Monday, August 11, 2008

Trinkets to Whines... There and Beta again

I had the blessed time to spend three solid hours playing last night on the beta. I’m finding myself more and more amazed by the effort that blizzard is throwing into the beta. Lets start with some of my latest discoveries.

Pain and Anguish with Trinkets

Ok for feral druids and any melee dps person dual wielding, give serious consideration to using the Death Knight’s Anguish. I was completely under whelmed when I first saw it. I didn’t figure it would be that great, but hey I’m terrible about using the “on use” abilities on trinkets so I thought I’d replace one of my tried and true trinkets.

First of all, let me say this thing procs all the time. I’ve seen it proc several times per minute and while it may not be nice at lvl 80, 150 Critical Strike Rating is nothing to sneeze at. This basically equates to bumping my crit rating at lvl 73 from ~35% to almost 43%. That’s almost 8% crit rating several times a minute.

Now wait you say!!!! It says it has a chance to proc and stack. How on earth would you proc it all the way up to 10. Ok well bear in mind that feral druids have the lowest attack speed of any melee dps. This means I have 1.0 attack speed and building a full stack including, Mongoose, 1.0 Attacks and Mangles makes it really easy to build up to 10 stacks fast. Then it will last for a bit too. So overall this low level trinket does amazing things.

A great example for you, last night I logged not one, but three separate finishing moves with Ferocious bite OVER 6.3k damage. This was in part due to this trinket which amped my crit rating so high. I’ve never gotten decent crits on Ferocious bites before and last night I logged 3 crits of what I’d almost deem “obscene” proportions.

Engineer’s Cry No More

Ok its my own personal whine here…. If it’s an item you must have for a quest, why would do people feel it necessary to rake people over the coals?
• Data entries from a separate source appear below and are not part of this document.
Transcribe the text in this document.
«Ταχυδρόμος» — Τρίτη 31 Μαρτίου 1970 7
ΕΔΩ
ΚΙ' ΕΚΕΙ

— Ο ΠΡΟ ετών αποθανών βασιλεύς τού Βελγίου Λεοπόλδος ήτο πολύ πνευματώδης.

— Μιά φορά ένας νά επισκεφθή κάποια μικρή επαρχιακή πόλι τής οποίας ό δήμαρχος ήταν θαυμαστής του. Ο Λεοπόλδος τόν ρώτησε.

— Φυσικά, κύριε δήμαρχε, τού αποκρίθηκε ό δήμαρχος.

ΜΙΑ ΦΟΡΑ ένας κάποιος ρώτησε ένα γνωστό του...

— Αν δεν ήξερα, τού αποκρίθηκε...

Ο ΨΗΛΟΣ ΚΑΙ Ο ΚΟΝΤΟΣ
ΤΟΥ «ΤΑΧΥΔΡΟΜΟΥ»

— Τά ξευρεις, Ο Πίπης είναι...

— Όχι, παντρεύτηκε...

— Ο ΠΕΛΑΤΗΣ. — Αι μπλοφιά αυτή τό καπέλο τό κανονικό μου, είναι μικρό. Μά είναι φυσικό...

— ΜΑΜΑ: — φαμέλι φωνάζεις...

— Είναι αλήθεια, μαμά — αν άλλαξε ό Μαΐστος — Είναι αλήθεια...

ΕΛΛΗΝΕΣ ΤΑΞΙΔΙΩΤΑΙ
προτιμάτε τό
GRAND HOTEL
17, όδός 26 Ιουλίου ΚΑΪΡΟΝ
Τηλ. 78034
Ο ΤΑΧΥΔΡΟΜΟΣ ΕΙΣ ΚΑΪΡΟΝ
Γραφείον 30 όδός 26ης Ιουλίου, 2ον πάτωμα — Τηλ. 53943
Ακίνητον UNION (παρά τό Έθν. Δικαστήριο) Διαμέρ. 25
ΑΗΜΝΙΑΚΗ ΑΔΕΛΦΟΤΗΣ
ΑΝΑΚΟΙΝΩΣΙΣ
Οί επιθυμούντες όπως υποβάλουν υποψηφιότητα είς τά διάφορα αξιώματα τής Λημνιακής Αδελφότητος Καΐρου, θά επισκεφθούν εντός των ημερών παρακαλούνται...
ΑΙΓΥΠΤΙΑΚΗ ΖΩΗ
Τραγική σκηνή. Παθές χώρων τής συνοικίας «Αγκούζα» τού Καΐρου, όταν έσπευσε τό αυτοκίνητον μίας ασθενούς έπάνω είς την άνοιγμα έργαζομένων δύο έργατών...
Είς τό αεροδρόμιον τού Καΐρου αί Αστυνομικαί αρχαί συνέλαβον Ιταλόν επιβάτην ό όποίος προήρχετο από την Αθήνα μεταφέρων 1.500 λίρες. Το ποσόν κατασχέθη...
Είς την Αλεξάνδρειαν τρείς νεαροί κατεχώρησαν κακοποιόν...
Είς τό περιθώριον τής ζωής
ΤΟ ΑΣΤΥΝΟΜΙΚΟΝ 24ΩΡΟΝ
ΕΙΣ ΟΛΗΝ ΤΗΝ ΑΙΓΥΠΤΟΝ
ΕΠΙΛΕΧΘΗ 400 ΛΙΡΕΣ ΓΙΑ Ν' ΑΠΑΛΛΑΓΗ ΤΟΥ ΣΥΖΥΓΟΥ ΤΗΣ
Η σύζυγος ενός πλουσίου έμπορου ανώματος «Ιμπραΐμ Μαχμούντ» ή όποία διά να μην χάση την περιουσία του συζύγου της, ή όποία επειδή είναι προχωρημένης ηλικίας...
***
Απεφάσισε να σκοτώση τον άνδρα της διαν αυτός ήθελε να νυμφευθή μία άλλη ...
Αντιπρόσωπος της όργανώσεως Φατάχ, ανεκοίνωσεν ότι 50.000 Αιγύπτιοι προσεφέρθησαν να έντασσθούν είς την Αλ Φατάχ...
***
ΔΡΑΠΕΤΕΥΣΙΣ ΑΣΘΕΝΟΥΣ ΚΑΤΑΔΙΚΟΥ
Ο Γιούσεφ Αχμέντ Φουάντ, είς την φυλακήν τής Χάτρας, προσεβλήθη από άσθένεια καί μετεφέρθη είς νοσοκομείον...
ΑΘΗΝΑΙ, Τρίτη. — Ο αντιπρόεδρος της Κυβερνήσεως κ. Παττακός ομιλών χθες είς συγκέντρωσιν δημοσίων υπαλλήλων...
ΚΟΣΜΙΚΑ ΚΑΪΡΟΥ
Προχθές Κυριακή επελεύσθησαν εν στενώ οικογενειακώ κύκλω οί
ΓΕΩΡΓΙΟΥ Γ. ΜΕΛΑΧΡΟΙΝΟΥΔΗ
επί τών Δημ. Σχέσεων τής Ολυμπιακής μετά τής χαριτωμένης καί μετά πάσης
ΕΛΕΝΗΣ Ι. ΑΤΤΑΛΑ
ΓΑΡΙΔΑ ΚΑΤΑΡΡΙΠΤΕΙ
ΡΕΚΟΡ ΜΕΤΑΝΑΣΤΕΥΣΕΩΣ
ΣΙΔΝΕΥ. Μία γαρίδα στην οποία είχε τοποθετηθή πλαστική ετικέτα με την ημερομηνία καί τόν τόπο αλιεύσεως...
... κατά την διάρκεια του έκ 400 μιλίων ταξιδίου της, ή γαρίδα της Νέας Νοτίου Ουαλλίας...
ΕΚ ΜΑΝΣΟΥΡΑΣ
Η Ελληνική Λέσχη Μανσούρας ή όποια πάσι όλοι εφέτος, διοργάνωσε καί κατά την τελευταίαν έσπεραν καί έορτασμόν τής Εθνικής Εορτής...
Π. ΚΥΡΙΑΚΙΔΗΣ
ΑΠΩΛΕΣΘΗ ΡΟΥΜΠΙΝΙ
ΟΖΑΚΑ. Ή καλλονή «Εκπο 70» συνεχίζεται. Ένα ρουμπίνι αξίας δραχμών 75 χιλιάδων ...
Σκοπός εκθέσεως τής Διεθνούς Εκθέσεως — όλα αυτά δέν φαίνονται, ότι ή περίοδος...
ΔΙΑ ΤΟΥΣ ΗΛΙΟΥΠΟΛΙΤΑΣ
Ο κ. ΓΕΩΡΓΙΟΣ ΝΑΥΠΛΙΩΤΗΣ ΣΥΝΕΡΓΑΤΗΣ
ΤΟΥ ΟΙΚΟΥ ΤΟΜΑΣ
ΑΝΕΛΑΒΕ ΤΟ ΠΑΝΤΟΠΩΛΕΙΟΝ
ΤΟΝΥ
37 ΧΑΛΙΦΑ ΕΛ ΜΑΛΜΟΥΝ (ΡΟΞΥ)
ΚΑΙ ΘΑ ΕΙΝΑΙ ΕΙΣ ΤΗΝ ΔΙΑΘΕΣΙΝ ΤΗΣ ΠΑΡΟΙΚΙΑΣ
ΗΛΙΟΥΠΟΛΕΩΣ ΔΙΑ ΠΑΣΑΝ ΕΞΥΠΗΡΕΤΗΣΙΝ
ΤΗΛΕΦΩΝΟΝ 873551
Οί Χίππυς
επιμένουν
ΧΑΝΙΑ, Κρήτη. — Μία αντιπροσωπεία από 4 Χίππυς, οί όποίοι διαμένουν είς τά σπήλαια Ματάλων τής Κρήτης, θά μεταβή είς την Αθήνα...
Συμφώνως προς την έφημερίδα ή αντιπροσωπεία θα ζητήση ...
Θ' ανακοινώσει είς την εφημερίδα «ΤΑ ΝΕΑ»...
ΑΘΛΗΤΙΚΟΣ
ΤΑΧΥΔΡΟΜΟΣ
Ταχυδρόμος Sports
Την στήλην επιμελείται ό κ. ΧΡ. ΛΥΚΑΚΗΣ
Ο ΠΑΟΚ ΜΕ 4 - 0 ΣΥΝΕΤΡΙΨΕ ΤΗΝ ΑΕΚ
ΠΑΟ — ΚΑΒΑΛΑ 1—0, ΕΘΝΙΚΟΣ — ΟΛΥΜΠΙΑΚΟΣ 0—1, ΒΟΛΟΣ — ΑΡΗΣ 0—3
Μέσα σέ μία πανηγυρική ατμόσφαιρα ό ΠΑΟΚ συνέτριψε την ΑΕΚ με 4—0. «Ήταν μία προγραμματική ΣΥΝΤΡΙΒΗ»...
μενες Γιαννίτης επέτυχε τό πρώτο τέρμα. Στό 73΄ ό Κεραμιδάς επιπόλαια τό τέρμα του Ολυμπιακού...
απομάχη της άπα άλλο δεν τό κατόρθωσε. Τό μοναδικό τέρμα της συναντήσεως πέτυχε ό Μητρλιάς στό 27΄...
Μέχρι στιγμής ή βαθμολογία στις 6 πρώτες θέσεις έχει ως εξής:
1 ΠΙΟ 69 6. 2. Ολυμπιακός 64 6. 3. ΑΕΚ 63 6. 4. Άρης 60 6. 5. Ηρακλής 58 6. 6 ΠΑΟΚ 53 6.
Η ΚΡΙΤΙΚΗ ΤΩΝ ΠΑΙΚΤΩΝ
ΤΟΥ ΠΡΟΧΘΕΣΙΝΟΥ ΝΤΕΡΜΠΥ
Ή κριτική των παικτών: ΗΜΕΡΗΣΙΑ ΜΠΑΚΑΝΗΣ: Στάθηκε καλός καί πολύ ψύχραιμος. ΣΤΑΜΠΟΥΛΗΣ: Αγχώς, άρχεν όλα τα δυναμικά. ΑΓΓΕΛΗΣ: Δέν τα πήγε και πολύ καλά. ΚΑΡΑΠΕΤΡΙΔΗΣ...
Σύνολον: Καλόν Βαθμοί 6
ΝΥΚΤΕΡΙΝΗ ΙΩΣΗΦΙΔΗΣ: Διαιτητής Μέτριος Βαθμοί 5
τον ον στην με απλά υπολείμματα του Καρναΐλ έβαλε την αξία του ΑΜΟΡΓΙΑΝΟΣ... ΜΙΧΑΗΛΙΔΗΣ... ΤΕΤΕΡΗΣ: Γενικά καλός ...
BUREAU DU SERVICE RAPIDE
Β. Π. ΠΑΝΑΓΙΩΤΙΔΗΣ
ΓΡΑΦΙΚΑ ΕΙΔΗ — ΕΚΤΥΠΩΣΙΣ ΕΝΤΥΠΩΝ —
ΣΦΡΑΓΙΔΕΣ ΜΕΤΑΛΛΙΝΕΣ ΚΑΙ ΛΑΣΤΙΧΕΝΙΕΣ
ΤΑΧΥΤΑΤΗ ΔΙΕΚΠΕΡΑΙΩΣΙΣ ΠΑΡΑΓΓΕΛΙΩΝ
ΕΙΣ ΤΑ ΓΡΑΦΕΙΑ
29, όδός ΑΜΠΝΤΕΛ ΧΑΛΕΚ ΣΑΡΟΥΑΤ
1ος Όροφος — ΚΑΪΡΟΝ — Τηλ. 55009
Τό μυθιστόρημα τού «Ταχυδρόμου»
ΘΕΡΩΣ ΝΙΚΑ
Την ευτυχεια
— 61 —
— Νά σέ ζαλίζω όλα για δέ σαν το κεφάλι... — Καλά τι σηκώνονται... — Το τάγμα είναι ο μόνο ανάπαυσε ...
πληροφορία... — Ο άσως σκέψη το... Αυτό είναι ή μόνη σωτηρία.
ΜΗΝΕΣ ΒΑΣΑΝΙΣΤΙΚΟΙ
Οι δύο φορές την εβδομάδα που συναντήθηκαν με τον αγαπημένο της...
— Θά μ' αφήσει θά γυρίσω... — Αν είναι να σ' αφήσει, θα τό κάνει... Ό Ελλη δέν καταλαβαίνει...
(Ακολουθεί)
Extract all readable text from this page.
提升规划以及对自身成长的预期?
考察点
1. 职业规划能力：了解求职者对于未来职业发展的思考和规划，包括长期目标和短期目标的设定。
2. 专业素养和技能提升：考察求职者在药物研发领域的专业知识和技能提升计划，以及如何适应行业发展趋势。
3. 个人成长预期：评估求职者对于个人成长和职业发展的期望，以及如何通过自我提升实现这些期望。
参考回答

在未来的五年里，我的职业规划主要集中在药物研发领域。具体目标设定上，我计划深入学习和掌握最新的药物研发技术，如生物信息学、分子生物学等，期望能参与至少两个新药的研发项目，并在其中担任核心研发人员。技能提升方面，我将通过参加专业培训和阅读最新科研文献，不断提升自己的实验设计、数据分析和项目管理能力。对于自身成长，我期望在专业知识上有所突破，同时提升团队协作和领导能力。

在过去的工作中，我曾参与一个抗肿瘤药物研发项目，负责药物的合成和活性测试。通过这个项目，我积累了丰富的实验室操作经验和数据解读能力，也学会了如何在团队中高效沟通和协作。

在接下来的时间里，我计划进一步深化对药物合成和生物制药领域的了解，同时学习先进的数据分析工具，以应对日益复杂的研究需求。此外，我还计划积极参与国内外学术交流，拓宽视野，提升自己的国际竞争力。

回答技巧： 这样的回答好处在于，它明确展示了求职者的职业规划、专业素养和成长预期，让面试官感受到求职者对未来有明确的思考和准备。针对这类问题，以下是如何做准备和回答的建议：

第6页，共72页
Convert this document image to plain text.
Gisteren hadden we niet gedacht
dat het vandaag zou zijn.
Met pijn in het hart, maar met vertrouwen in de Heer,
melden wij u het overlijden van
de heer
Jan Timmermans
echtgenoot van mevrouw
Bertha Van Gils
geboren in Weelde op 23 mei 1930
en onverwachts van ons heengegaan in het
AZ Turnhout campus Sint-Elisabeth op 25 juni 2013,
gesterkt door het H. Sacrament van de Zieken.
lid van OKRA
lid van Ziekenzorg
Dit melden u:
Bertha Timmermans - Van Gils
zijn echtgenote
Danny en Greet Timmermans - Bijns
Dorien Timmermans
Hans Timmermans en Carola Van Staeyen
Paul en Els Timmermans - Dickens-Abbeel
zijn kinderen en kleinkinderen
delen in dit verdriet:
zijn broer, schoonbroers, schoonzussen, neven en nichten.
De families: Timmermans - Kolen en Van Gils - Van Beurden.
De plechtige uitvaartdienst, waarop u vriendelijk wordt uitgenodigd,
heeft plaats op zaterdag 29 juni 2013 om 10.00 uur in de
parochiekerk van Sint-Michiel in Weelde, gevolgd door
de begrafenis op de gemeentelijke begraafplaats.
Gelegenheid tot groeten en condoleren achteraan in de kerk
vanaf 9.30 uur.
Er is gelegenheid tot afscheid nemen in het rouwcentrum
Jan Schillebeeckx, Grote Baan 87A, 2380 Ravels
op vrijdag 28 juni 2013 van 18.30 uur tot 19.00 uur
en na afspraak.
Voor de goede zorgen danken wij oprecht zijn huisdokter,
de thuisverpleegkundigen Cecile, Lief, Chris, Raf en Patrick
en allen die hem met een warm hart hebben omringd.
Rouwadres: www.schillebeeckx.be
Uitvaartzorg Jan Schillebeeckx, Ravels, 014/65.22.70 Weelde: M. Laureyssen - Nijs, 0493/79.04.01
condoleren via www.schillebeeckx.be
There is a quest in Borean Tundra that requires you to get an item that only Engineer’s can make (hair trigger for those of you looking to make a buck right out of the gates in WotLK). This is all well and good except that on the beta the people are RAPING people on price. One listing this morning was at 1500g for a single hair trigger. Now maybe it’s just me, but for something that needs the equivalent of a single bar of fel iron and a single mote of fire, doesn’t 1500g just seem excessive? Hell I wouldn’t pay 200g when I saw them listed at 200g either. I’ve got the dang mats, but hell if I’m paying someone excessive sums of money to buy what has to be one of the cheapest things to make in WotLK.

Grats to the engineers who make it out of the gate first and can make their fortune early. I’m betting the first few days will suck for hair triggers. After that, you will probably be able to buy them cheap. Personally, I’m planning on giving my friendly neighborhood engineer in guild whatever they want to make me one….

Beauty and the Dragonblight

Dragonblight is an Amazing zone. This is probably the first zone that’s almost entirely snowy. Ok there are a few areas that aren’t as snowy, but still its predominantly snowy. The zone though is really well laid out. There are a ton of little quest hubs where you can do sequences of quests all in one area. Now unlike in Burning Crusade though you don’t really gain much from running all over the place getting all of the quests. Quests tend to revolve around a series of smaller quest hubs except for the quests that take you to the next hub. So you are just as well off sitting in a hub doing the 5-10 quests right there and then moving on to the next hub. There is a lot less overlap where you run back and kill the same mob for two or three different people from different quest hubs.

There is one section dedicated to learning the plight of the Tuskaar for the Alliance. In this one you get exposed to their common enemies in the Dragonblight as well as finding out more about their very shamanistic belief system. The zone progresses to include an area for druids and their quest hubs. Again you get to see a ton of new types of quests which tend to have more of a progressive story. Item drops which kick off quests of their own are common. It’s a very nice way of progressing the story.

In the center of a zone is the true Dragonblight. This area has a huge tower dedicated to a dragon alliance. This is the quest hub I’m currently working from. You get to experience some of the new war machine mechanics which are fantastic. The initial quests involving war machines or the like didn’t impress me. They felt unpolished. The further I’ve gotten the more I really like the dynamic of what they are trying to accomplish.

Speed of Development

I’m assuming that this will be toned down, but for the moment the speed of leveling seems pretty insanely fast. It could be that I had full rest xp, but I’m now probably about half way through dragonblight. I started the night with basically zero xp into lvl 73. After 3 hours of play I was up to 1.0 million xp out of 1.3 million xp required. That’s an insanely high xp rate.